The machine translation process of a spoken English recognition text by the Sep2Sep model is as follows.

(1) A spoken English recognition text is input, followed by vectorization by Word2vec [16].

(2) The text vector is input into the encoder for forward computation. In this paper, in order to make the intermediate vector given by the encoder contain semantic information as much as possible, a bidirectional LSTM (BiLSTM) algorithm is used for forward computation of the text vector. Compared with the traditional LSTM algorithm, the BiLSTM algorithm performs forward calculations on the forwardly input sequence and the reversely input sequence, respectively, using Equation (3). The sum of the obtained forward $h_{t}$ and reverse $h_{t}$ is averaged, and the result is the intermediate vector of the output of the encoder.

(3) The intermediate vector is input into the decoder, i.e. the traditional LSTM algorithm, and the forward calculation adopts Equation (3). The calculated hidden state uses the softmax function to calculate the distribution probability of characters in the translation at the fully connected layer, and finally the string with the highest probability is output.

3 Simulation Experiment

3.1 Experimental Data

The experiment was conducted on a laboratory server, and the data used in the experiment included a speech dataset, a English–Chinese parallel corpus dataset, and a self-built dataset. TIMIT (https://catalog.ldc.upenn.edu/LDC93S1) was used as the speech dataset. The sampling parameters of this dataset were 16 kHz and 16 bits. In total, 630 people were involved, and 6300 sentences were included. Each sentence underwent manual classification and marking at the phoneme level. The English–Chinese Parallel Corpus from Tsinghua University (http://thumt.thunlp.org/) was adopted. For the self-built database, 8000 sentences were randomly selected from the parallel corpus, and the speech data of the selected sentences were collected in a recording studio at 16 kHz and 16 bits.

3.2 Experimental Setup

The relevant parameter settings for the speech recognition algorithm and machine translation algorithm are displayed in Table 1. In the speech recognition algorithm, the rectified linear unit (Relu) function was used as the activation function when performing convolution in the convolutional layer.

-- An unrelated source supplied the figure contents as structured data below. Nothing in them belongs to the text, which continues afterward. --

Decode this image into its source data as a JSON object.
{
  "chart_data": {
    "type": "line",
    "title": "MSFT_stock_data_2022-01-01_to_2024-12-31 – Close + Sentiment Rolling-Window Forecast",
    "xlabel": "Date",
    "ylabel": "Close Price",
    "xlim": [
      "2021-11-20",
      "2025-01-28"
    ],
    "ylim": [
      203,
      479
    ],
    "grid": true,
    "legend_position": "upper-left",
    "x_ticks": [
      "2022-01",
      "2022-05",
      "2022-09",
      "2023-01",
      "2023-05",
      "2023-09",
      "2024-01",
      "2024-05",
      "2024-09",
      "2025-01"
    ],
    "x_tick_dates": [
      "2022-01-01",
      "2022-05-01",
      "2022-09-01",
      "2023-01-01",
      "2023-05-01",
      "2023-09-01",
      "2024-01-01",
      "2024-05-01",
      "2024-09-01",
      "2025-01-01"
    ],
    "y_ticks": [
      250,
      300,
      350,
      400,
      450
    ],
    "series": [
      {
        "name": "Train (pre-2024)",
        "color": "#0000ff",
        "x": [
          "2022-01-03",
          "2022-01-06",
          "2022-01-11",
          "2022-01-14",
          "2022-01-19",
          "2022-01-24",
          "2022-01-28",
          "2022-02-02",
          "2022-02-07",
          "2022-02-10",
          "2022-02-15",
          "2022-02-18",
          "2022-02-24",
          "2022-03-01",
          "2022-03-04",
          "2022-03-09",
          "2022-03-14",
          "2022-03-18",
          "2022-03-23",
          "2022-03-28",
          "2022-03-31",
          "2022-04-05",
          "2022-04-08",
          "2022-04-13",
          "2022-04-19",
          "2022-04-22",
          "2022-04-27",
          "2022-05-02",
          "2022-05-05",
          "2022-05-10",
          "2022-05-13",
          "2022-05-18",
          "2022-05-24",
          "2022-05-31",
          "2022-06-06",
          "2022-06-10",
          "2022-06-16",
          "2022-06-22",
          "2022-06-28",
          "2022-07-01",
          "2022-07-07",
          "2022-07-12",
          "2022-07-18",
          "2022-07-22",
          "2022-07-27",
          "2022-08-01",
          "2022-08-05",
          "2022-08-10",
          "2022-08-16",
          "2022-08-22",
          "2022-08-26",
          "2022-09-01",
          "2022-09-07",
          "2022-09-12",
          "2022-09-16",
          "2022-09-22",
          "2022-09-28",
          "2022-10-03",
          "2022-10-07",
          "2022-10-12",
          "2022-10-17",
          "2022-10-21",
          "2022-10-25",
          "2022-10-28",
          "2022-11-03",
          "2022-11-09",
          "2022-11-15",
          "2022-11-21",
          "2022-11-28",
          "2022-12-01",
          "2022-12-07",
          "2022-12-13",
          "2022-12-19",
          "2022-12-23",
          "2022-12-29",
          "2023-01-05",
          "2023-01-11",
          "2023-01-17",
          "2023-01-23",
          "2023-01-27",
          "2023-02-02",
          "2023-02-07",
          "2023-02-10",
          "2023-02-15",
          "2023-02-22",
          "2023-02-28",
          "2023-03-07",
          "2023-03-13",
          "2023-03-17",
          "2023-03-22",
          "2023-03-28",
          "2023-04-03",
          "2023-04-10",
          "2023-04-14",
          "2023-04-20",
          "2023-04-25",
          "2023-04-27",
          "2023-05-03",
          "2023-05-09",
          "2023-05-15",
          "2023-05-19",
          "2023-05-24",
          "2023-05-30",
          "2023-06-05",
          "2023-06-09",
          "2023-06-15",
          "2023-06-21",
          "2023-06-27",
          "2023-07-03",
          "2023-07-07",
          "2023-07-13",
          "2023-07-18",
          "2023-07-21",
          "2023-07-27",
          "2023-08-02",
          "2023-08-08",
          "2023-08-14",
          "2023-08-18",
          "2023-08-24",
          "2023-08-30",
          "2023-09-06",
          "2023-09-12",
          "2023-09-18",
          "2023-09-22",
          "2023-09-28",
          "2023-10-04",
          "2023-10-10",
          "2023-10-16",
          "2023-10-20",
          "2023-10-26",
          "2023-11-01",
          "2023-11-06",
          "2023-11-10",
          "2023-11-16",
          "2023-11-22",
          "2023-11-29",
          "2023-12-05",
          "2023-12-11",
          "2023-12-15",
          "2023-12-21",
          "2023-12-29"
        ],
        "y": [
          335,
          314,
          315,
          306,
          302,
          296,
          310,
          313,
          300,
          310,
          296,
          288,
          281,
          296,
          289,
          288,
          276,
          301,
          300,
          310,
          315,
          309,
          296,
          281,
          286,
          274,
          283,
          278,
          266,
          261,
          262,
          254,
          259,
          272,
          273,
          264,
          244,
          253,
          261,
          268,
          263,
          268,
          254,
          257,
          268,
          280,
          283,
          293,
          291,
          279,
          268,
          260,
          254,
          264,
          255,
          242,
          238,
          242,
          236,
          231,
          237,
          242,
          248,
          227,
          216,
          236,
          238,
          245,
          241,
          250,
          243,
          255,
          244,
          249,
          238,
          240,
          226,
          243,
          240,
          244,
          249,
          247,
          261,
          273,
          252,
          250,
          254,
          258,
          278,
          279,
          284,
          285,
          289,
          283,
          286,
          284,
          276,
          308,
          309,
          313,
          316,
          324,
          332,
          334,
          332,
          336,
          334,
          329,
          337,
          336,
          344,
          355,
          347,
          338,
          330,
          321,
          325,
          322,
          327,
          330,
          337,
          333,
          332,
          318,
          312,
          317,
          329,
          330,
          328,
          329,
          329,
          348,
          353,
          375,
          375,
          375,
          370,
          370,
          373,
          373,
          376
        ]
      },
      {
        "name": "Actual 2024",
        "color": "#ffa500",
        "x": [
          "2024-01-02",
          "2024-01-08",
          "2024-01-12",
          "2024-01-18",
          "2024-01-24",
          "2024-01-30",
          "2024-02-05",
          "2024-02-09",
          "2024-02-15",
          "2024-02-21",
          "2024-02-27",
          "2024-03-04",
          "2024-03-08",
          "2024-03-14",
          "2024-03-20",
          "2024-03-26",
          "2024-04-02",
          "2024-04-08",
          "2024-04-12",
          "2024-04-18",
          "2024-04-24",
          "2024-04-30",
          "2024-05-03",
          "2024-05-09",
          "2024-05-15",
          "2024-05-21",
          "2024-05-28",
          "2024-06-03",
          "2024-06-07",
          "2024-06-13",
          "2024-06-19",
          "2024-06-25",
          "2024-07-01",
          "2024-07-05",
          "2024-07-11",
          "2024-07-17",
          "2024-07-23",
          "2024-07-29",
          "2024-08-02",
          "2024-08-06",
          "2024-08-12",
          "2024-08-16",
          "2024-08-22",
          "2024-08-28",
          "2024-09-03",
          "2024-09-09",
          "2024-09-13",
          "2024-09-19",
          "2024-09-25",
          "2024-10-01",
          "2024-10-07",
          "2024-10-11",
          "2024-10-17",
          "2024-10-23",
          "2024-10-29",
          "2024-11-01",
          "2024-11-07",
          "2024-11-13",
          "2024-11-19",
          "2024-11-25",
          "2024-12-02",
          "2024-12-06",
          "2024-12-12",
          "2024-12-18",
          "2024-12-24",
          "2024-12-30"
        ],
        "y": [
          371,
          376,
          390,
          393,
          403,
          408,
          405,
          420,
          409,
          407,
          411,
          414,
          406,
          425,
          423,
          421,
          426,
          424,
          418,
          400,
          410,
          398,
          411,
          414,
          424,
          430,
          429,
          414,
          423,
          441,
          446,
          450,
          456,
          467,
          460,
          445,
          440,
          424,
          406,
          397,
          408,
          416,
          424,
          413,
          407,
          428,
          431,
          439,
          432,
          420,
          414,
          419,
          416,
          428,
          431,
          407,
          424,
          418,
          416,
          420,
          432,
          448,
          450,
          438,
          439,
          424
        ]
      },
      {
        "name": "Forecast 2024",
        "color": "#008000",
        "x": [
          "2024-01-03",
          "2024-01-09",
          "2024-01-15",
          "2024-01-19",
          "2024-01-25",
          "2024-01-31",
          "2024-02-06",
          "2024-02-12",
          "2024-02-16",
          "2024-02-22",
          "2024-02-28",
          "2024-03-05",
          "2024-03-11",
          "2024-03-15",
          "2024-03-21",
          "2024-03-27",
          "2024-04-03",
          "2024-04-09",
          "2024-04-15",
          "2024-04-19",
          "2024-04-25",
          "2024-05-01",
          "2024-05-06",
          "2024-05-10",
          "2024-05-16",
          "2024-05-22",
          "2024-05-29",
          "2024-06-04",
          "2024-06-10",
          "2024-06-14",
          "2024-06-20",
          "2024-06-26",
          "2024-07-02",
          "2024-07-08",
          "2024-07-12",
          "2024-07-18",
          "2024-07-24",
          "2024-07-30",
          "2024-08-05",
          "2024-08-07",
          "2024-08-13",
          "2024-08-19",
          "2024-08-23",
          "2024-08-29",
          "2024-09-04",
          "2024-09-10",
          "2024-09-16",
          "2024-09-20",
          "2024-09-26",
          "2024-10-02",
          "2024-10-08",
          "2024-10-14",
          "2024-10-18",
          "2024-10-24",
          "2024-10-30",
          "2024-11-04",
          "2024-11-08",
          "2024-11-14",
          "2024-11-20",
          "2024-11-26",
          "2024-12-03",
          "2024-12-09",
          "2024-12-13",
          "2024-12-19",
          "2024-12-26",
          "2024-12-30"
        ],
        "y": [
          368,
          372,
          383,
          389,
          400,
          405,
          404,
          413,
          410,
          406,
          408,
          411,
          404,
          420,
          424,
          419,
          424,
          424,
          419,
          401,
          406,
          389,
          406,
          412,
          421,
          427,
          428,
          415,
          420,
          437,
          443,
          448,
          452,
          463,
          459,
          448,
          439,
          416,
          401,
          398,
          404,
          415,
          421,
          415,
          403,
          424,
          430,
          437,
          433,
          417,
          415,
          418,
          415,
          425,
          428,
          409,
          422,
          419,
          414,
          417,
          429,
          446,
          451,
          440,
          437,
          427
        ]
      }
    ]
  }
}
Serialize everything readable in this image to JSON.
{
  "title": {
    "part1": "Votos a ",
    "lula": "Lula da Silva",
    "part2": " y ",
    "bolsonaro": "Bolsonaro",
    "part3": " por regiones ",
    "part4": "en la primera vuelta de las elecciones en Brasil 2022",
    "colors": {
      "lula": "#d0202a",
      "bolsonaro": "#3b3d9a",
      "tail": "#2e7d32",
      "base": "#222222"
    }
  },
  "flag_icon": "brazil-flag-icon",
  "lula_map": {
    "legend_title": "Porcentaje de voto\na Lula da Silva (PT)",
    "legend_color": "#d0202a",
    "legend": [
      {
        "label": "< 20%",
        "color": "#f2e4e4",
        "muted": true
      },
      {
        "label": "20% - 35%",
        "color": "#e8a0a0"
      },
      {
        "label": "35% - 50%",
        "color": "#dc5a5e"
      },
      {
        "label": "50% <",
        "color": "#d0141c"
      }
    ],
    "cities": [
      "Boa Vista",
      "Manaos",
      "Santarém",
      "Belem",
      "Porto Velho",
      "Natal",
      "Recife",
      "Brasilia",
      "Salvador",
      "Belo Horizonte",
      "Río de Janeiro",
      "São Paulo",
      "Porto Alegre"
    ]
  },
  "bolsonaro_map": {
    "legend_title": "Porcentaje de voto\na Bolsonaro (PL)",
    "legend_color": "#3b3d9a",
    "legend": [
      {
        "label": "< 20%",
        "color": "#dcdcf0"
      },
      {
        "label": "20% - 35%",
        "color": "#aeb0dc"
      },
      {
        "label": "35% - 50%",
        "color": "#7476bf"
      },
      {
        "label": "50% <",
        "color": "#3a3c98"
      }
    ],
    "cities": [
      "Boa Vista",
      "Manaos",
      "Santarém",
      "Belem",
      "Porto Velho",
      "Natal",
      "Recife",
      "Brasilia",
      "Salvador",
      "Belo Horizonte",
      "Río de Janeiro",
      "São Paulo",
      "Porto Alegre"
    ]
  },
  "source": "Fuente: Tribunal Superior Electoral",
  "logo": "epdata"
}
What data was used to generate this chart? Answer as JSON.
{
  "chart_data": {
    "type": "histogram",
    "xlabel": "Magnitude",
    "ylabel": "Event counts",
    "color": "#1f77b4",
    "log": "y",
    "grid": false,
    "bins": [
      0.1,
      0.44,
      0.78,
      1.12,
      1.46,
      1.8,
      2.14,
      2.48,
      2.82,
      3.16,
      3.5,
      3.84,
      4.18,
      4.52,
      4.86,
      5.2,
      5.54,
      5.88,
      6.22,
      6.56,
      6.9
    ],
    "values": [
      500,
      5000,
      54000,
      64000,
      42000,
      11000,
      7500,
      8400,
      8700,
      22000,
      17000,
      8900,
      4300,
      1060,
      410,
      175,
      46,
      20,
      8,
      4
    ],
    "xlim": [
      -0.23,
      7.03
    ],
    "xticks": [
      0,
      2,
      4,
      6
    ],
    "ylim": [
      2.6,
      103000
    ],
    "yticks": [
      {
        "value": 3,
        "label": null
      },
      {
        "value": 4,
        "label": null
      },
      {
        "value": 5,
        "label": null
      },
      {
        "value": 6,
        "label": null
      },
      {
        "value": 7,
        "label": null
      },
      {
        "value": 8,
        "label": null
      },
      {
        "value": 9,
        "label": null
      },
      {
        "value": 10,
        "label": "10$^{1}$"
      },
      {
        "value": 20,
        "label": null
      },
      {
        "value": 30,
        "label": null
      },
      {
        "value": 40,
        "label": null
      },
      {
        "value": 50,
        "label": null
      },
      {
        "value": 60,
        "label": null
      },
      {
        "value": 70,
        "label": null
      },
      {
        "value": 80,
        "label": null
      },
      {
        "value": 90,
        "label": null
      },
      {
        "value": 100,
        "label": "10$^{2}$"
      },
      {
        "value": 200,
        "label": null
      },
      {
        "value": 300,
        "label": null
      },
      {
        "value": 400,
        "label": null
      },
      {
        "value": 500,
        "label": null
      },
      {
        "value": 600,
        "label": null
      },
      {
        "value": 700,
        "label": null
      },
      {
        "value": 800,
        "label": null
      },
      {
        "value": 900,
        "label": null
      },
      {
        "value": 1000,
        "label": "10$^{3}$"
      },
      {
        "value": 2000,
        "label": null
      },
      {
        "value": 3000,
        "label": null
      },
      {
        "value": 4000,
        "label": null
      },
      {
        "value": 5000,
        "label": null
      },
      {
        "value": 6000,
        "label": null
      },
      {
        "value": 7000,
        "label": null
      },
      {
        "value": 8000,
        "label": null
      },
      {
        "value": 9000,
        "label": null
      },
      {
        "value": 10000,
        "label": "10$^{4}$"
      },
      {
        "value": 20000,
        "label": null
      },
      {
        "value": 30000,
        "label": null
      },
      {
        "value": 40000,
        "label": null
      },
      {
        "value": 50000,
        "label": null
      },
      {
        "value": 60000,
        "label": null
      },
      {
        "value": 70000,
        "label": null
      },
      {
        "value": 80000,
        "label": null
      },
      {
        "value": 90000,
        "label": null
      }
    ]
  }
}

Table 1 Parameter settings of the speech recognition algorithm and machine translation algorithm

	Parameter	Setting	Parameter	Setting
Speech recognition algorithm	MFCC feature dimension	39	Convolution layer 1	64 convolution kernels (2 $\times$ 3), a moving step length of 2
	Convolution layer 2	64 convolution kernels (2 $\times$ 3), a moving step length of 2	Pooling layer 1	A pooling box (2 $\times$ 2), a moving step length of 2, and maximum pooling
	Convolution layer 3	32 convolution kernels (2 $\times$ 3), a moving step length of 2	Convolution layer 4	32 convolution kernels (2 $\times$ 3), a moving step length of 2
	Pooling layer 2	A pooling box (2 $\times$ 2), a moving step length of 2, and maximum pooling	Fully connected layer	Using the softmax function
Machine translation algorithm	The vector dimension of Word2vec	300	The input layer of the encoder	300 nodes
	The forward hidden layer of the encoder	Two layers, 512 nodes per layer, and sigmoid	The reverse hidden layer of the encoder	Two layers, 512 nodes per layer, and sigmoid
	The hidden layer of the decoder	Three layers, 512 nodes per layer, and sigmoid	The output layer of the decoder	Using the softmax function [17]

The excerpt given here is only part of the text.